Current implementations must generate the default metric when using narrow metrics and should ignore the other three metrics when using narrow metrics.
OSPFv2
o It allows a link to have a 2 byte metric field in the Router LSA which implies a maximum metric of 0xFFFF.
o The Summary, Summary ASBR, AS-External and NSSA LSAs have a 3 byte metric value. A cost of 0xFFFFFF (LSInfinity) is used to tell the destination described in the LSA is unreachable.
o AS-External and NSSA LSAs allow two metric types, Type 1 and Type 2 which are equivalent to IS-IS Internal and External metrics. The type 1 considers the cost to the ASBR in addition to the advertised cost of the route while the latter uses just the advertised cost while calculating the routes during the SPF.

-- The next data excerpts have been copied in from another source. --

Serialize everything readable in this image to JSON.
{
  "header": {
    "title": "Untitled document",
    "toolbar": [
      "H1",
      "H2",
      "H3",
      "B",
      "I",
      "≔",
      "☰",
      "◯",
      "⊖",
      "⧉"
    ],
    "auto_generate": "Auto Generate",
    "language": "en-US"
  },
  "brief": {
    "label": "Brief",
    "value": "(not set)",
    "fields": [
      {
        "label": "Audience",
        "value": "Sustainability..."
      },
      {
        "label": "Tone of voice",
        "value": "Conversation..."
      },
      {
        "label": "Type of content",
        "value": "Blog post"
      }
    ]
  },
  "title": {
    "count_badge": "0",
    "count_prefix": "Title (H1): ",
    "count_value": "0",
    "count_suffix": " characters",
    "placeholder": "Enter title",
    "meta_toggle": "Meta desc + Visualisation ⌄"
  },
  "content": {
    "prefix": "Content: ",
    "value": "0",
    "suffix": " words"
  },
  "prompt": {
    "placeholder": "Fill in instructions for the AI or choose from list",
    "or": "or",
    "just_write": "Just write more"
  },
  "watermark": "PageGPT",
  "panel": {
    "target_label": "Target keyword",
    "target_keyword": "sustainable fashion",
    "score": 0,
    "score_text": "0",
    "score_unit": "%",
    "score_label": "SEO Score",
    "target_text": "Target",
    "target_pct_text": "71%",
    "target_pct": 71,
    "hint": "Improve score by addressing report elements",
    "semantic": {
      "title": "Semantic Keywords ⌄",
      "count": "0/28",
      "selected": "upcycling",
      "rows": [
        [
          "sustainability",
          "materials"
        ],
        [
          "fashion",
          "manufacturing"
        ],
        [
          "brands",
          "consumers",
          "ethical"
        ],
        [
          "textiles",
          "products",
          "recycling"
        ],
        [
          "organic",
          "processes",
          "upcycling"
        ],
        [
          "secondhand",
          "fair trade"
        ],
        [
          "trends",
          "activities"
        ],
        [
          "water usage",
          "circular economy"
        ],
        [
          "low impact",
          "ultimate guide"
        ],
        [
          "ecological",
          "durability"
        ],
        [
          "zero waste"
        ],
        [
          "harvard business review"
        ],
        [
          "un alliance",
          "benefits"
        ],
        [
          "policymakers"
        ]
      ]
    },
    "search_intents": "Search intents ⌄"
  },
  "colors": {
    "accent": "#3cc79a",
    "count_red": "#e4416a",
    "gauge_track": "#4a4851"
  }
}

o The scheme thus allows for links to be configured with a metric no larger than 0xFFFF, while allowing cost of destinations injected across areas/levels to be as large as 0xFFFFFE.
OSPFv3
o It allows similar metric size for the Router LSA as in OSPFv2.
o It allows similar metric sizes for Intra Area Prefix LSA, Inter Area Prefix LSA, AS-External LSA and NSSA LSA as in OSPFv2. The value and significance of LS Infinity is valid here too.